Young Entrepreneurs on How to Spend Your First $1 Million
Luxury rides, glitzy addresses, private jets…These are just a few assumed splurges of the suddenly wealthy tech elite. And though many shell out big for bling and baubles, a number of young and newly moneyed tech titans are plowing it back into their startups instead.
Despite the billions of venture capital poured into the tech world, one of the biggest reasons why fast-growth startups fail is a lack of funds. But, placing talent above an extravagant address and champagne wishes gives a startup a fighting chance.
Here's how three hot young founders suggest spending your riches:
Two years ago, the now 21-year-old Sahil Lavingia, who found success at Pinterest, Turntable.fm and Crate, launched Gumroad. So far, the San Francisco-based company that wants to make it easy for creative people to sell intangible products like songs, photos and written word, has received roughly $8 million in venture-capital funds from Kleiner Perkins Caufield & Byers, among others.
So when asked the young entrepreneur how he suggests fellow founders spend their first million-dollar paydays, it’s no surprise that he listed “people” as his top choice.
“I would allocate 99 percent to people, and maybe a little bit to server cost," says Lavingia, who has managed to attract employees from bigger firms like Yelp and Square. "People should be the only expense at an early technology company… You're not providing a human-powered service, you are building products.
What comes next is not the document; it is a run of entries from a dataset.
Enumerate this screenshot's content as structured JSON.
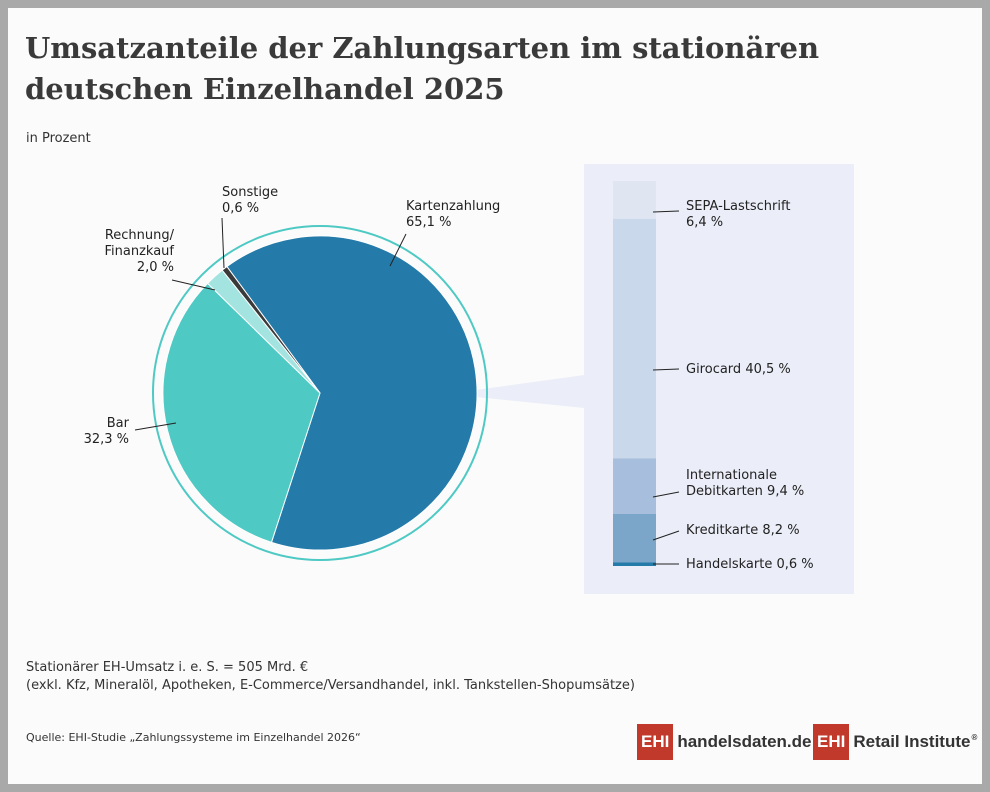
{
  "title": "Umsatzanteile der Zahlungsarten im stationären deutschen Einzelhandel 2025",
  "subtitle": "in Prozent",
  "note_line1": "Stationärer EH-Umsatz i. e. S. = 505 Mrd. €",
  "note_line2": "(exkl. Kfz, Mineralöl, Apotheken, E-Commerce/Versandhandel, inkl. Tankstellen-Shopumsätze)",
  "source": "Quelle: EHI-Studie „Zahlungssysteme im Einzelhandel 2026“",
  "logo1": {
    "box": "EHI",
    "text": "handelsdaten.de"
  },
  "logo2": {
    "box": "EHI",
    "text": "Retail Institute",
    "reg": "®"
  },
  "colors": {
    "kartenzahlung": "#247aa8",
    "bar": "#4ec9c4",
    "rechnung": "#a3e3e0",
    "sonstige": "#3a3a3a",
    "ring": "#4ec9c4",
    "panel": "#ebeef9",
    "sepa": "#dfe5f1",
    "girocard": "#c9d8ea",
    "intl": "#a7bfdc",
    "kredit": "#7ba5c9",
    "handelskarte": "#247aa8"
  },
  "chart_data": [
    {
      "type": "pie",
      "slices": [
        {
          "name": "Kartenzahlung",
          "value": 65.1,
          "label_name": "Kartenzahlung",
          "label_value": "65,1 %"
        },
        {
          "name": "Bar",
          "value": 32.3,
          "label_name": "Bar",
          "label_value": "32,3 %"
        },
        {
          "name": "Rechnung/ Finanzkauf",
          "value": 2.0,
          "label_name1": "Rechnung/",
          "label_name2": "Finanzkauf",
          "label_value": "2,0 %"
        },
        {
          "name": "Sonstige",
          "value": 0.6,
          "label_name": "Sonstige",
          "label_value": "0,6 %"
        }
      ]
    },
    {
      "type": "bar",
      "stacked": true,
      "categories": [
        "SEPA-Lastschrift",
        "Girocard",
        "Internationale Debitkarten",
        "Kreditkarte",
        "Handelskarte"
      ],
      "values": [
        6.4,
        40.5,
        9.4,
        8.2,
        0.6
      ],
      "labels": [
        {
          "line1": "SEPA-Lastschrift",
          "line2": "6,4 %"
        },
        {
          "line1": "Girocard 40,5 %"
        },
        {
          "line1": "Internationale",
          "line2": "Debitkarten 9,4 %"
        },
        {
          "line1": "Kreditkarte  8,2 %"
        },
        {
          "line1": "Handelskarte 0,6 %"
        }
      ]
    }
  ]
}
Products need code to run, not money.”
Minshew of The Muse holds a similar view. “I would spend my first $1 million almost entirely on talent -- on building the team that is going to help you succeed," says Minshew, 28. As her website, which caters to young professionals trying to climb the ranks, might suggest, she recommends prudence.
"I wouldn't spend it too quickly, and I wouldn't overpay on people," she says. "If they're joining a startup with their first $1million, they should be getting equity and understanding that the position likely doesn't come with market salaries.”
Minshew, whose team announced $1.2 million round of seed funding earlier this year continued: “With that team and that first million, I would carefully plot out what metrics are key to your success and what they need to look like to prove your idea is working and get to the next level. And then I'd get to work!”
As the co-founder of One, a mobile app that's attracted angel and VC funds, Levy thinks you should simply ignore your first million.
“You should act like you don’t have that first million in the bank," says Levy, the 22-year-old whose product notifies users when members with shared interests cross their path. Since relaunching the app in 2013, the San Francisco-based entrepreneur has attracted more than $1 million from venture-capital groups including Charles River Ventures and True Ventures along with angels like Gary Vaynerchuk and Keith Rabois.
"Even today we still act like a company that’s not funded. The more you can act like you’re not funded the more successful you can be," he says, adding: “Don’t stay at five star hotels or fly first class. If you’re letting money get to your head, it’s going to get your head, and you might not have that tomorrow. As a startup company, you should use that money to grow. Grow your team size using your product to get more users.”